Although more time may be spent with people new to the market (recent graduates and those returning to the workforce) a recruiter should not assume that the level of professional career experiences a candidate has correlated to interview experience. Take for instance a seasoned professional who has years of experience on their resume and has been with the same company for that entire period. A recruiter may feel this candidate is a “slam dunk,” the lack of recent interview experience can prove costly during the interview, and in turn, may lead to an offer not being extended and/or an unhappy hiring manager who feels their time was wasted by an unprepared candidate.
Proper interview preparation may differ depending on the candidate; however, it should include the following points:
- Confirming the basic logistics of the interview
- Address of company (If in-person interview)
- Phone number and technology confirmation (If it is a phone screen or virtual)
- Confirming the time and time zone is correct for all parties
- Basic Interview reminders...Do not take any of these items for granted!
- Reminding the candidate about wearing professional attire
- Reminder about being early (not too early) to the interview and knowing the route they will take to get to the interview if it is in person
- Zoom or Virtual interview protocol (Wearing professional attire even for a Zoom)
- Test microphone, video, proper screen placement, lighting, and background
- Background noise and cell phone signal (Being somewhere where call quality is strong)
- Overview of the company including culture
- Make sure the candidate has done their homework and is well versed in what the company does, its products, etc.

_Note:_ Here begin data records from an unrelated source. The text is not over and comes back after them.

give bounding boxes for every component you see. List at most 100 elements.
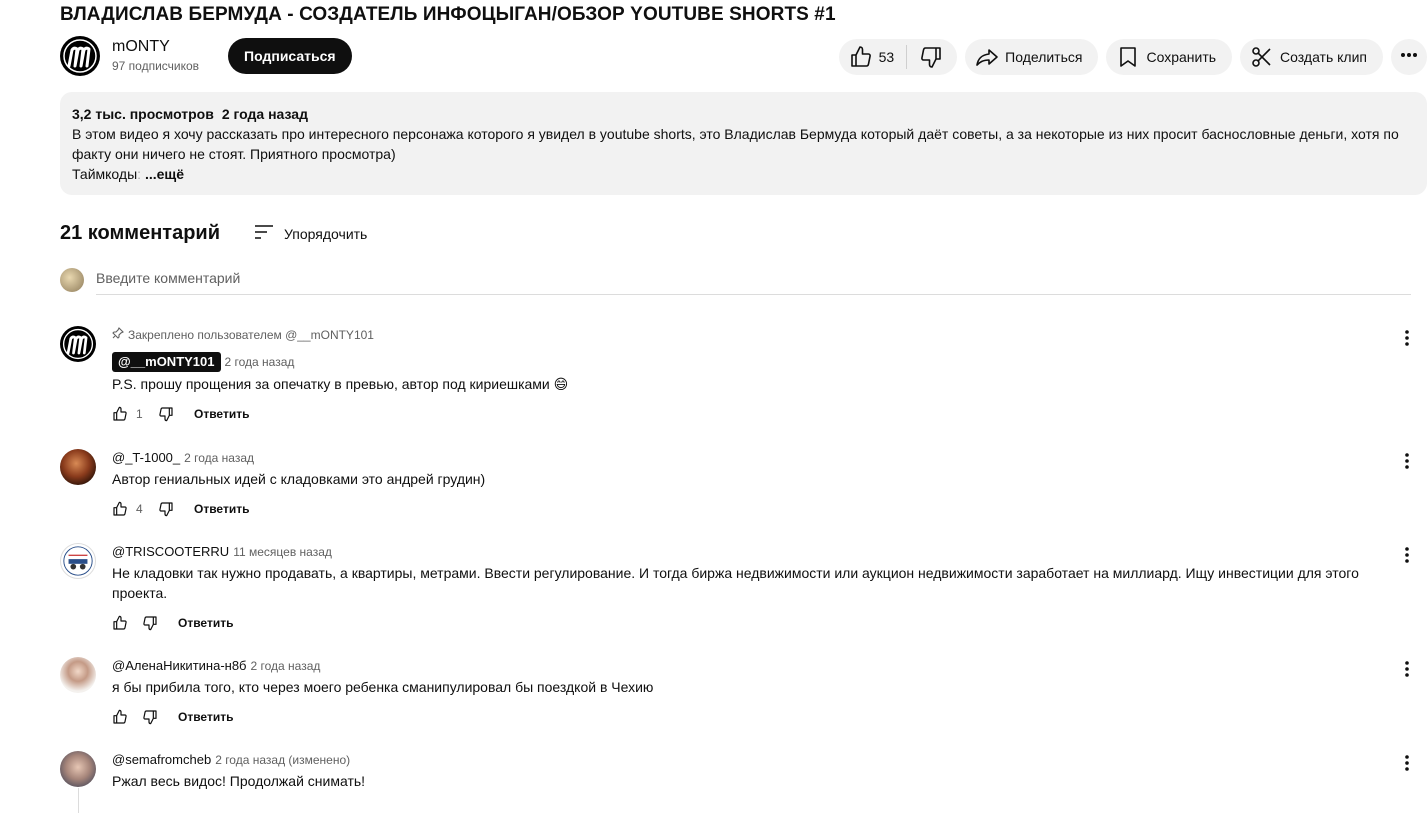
comments-count: 21 комментарий bbox=[60, 222, 221, 244]
comment-text: Не кладовки так нужно продавать, а кварт… bbox=[112, 565, 1359, 601]
comment-menu-button[interactable] bbox=[1399, 328, 1415, 348]
comment-time[interactable]: 2 года назад bbox=[225, 353, 295, 371]
comment-menu-button[interactable] bbox=[1399, 451, 1415, 471]
view-count: 3,2 тыс. просмотров bbox=[72, 106, 214, 122]
comment-time[interactable]: 2 года назад bbox=[184, 449, 254, 467]
comment-body: @_T-1000_ 2 года назад Автор гениальных … bbox=[112, 449, 1392, 521]
comment-meta: @TRISCOOTERRU 11 месяцев назад bbox=[112, 543, 1392, 561]
comment-dislike-button[interactable] bbox=[142, 709, 158, 725]
comment-reply-button[interactable]: Ответить bbox=[194, 502, 249, 516]
subscribe-button[interactable]: Подписаться bbox=[228, 38, 352, 74]
subscriber-count: 97 подписчиков bbox=[112, 59, 200, 73]
add-comment-row bbox=[60, 268, 1411, 296]
comment-avatar[interactable] bbox=[60, 326, 96, 362]
more-vertical-icon bbox=[1405, 755, 1409, 771]
comment-dislike-button[interactable] bbox=[158, 501, 174, 517]
sort-label: Упорядочить bbox=[284, 225, 368, 242]
share-label: Поделиться bbox=[1005, 49, 1083, 65]
comment-meta: @semafromcheb 2 года назад (изменено) bbox=[112, 751, 1392, 769]
comment-avatar[interactable] bbox=[60, 751, 96, 787]
more-horizontal-icon bbox=[1399, 45, 1419, 70]
video-actions: 53 Поделиться Сохранить Создать клип bbox=[838, 39, 1427, 75]
comment-time[interactable]: 11 месяцев назад bbox=[233, 543, 332, 561]
comment-reply-button[interactable]: Ответить bbox=[194, 407, 249, 421]
save-button[interactable]: Сохранить bbox=[1106, 39, 1233, 75]
comment-author[interactable]: @semafromcheb bbox=[112, 751, 211, 769]
like-count: 53 bbox=[878, 49, 895, 65]
comment-body: @АленаНикитина-н8б 2 года назад я бы при… bbox=[112, 657, 1392, 729]
comment-like-count: 4 bbox=[136, 502, 143, 516]
comment-dislike-button[interactable] bbox=[142, 615, 158, 631]
bookmark-icon bbox=[1116, 45, 1140, 69]
channel-avatar[interactable] bbox=[60, 36, 100, 76]
description-text: В этом видео я хочу рассказать про интер… bbox=[72, 126, 1399, 162]
comment-text: P.S. прошу прощения за опечатку в превью… bbox=[112, 376, 569, 392]
scissors-icon bbox=[1250, 45, 1274, 69]
comment-author[interactable]: @АленаНикитина-н8б bbox=[112, 657, 247, 675]
more-vertical-icon bbox=[1405, 547, 1409, 563]
more-vertical-icon bbox=[1405, 661, 1409, 677]
comment-author[interactable]: @TRISCOOTERRU bbox=[112, 543, 229, 561]
comments-header: 21 комментарий Упорядочить bbox=[60, 220, 367, 247]
description-box[interactable]: 3,2 тыс. просмотров 2 года назад В этом в… bbox=[60, 92, 1427, 195]
thumbs-up-icon bbox=[113, 406, 127, 421]
thumbs-down-icon bbox=[919, 45, 943, 69]
thumbs-up-icon bbox=[113, 501, 127, 516]
more-actions-button[interactable] bbox=[1391, 39, 1427, 75]
comment-like-button[interactable] bbox=[112, 615, 128, 631]
thumbs-up-icon bbox=[113, 709, 127, 724]
comment-body: Закреплено пользователем @__mONTY101 @__… bbox=[112, 326, 1392, 426]
timecodes-label: Таймкоды bbox=[72, 166, 138, 182]
sort-button[interactable]: Упорядочить bbox=[252, 220, 367, 247]
description-timecodes: Таймкоды: ...ещё bbox=[72, 164, 1415, 184]
scooter-logo-icon bbox=[63, 546, 93, 576]
comment-meta: @АленаНикитина-н8б 2 года назад bbox=[112, 657, 1392, 675]
video-title: ВЛАДИСЛАВ БЕРМУДА - СОЗДАТЕЛЬ ИНФОЦЫГАН/… bbox=[60, 4, 836, 25]
thumbs-up-icon bbox=[849, 45, 873, 69]
thumbs-down-icon bbox=[159, 502, 173, 517]
sort-icon bbox=[252, 220, 276, 247]
comment-author[interactable]: @__mONTY101 bbox=[112, 352, 221, 372]
comment-menu-button[interactable] bbox=[1399, 659, 1415, 679]
pinned-label: Закреплено пользователем @__mONTY101 bbox=[128, 328, 374, 342]
description-more-button[interactable]: ...ещё bbox=[145, 166, 184, 182]
comment-time[interactable]: 2 года назад (изменено) bbox=[215, 751, 350, 769]
comment-avatar[interactable] bbox=[60, 449, 96, 485]
comment-menu-button[interactable] bbox=[1399, 753, 1415, 773]
channel-meta: mONTY 97 подписчиков bbox=[112, 37, 199, 75]
comment-actions: Ответить bbox=[112, 611, 1392, 635]
comment-dislike-button[interactable] bbox=[158, 406, 174, 422]
thumbs-down-icon bbox=[159, 407, 173, 422]
share-button[interactable]: Поделиться bbox=[965, 39, 1099, 75]
save-label: Сохранить bbox=[1146, 49, 1217, 65]
like-button[interactable]: 53 bbox=[839, 39, 907, 75]
comment-avatar[interactable] bbox=[60, 543, 96, 579]
create-clip-label: Создать клип bbox=[1280, 49, 1367, 65]
comment-reply-button[interactable]: Ответить bbox=[178, 616, 233, 630]
comment-like-button[interactable] bbox=[112, 501, 128, 517]
comment-reply-button[interactable]: Ответить bbox=[178, 710, 233, 724]
channel-name[interactable]: mONTY bbox=[112, 37, 199, 57]
more-vertical-icon bbox=[1405, 453, 1409, 469]
comment-menu-button[interactable] bbox=[1399, 545, 1415, 565]
thumbs-up-icon bbox=[113, 615, 127, 630]
comment-like-button[interactable] bbox=[112, 709, 128, 725]
comment-time[interactable]: 2 года назад bbox=[251, 657, 321, 675]
comment-like-button[interactable] bbox=[112, 406, 128, 422]
comment-meta: @_T-1000_ 2 года назад bbox=[112, 449, 1392, 467]
timecodes-fade: : bbox=[137, 166, 142, 182]
comment-author[interactable]: @_T-1000_ bbox=[112, 449, 180, 467]
create-clip-button[interactable]: Создать клип bbox=[1240, 39, 1383, 75]
thumbs-down-icon bbox=[143, 616, 157, 631]
upload-date: 2 года назад bbox=[221, 106, 308, 122]
thumbs-down-icon bbox=[143, 710, 157, 725]
comment-input[interactable] bbox=[96, 268, 1411, 295]
like-dislike-group: 53 bbox=[838, 39, 958, 75]
dislike-button[interactable] bbox=[907, 39, 957, 75]
comment-avatar[interactable] bbox=[60, 657, 96, 693]
comment-body: @semafromcheb 2 года назад (изменено) Рж… bbox=[112, 751, 1392, 791]
comment-text: Ржал весь видос! Продолжай снимать! bbox=[112, 773, 366, 789]
video-owner: mONTY 97 подписчиков Подписаться bbox=[60, 36, 352, 76]
comment-actions: Ответить bbox=[112, 705, 1392, 729]
comment-like-count: 1 bbox=[136, 407, 143, 421]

- Overview of the Hiring Manager and specific department
- A general overview of the HM and their professional background
- The leadership style of the HM and their expectations of employees
- Style of the interview the candidate can expect i.e. conversational interview or strictly Q and A
- A mock interview segment where you can listen to the candidate’s articulate answers
- Evaluating and coaching the candidate’s presence: body language, eye contact, the pace of talking, etc.
- Making sure the candidate is clear and answers the actual questions being answered.
- Making sure the candidate articulates their value proposition to the company.
- Making sure the candidate is using examples from past experiences to answer questions when relevant and appropriate.
- Follow up questions the candidate should be asking.
- Addressing how to answer a compensation question.
- Closing out the interview properly.
- Sending a “thank you” to the Hiring Manager and all other interviewers.
There is no doubt that the preparedness of candidates is a direct reflection on the TA professional who has submitted the candidate to move forward in the process. In addition to building your credibility with Hiring Managers, you are also building your company brand with candidates and showing that you care about their success as well. In short, it is a “win-win” for all involved. We can't always control what happens in the search process, but we can control how prepared our candidates are in the process and our clients will find amazing value in this!
This information is provided for informational purposes only and should not be taken as legal advice. The O’Connor Group makes no representations as to the completeness, suitability, or validity of any information contained herein and will not be liable for any errors or omissions.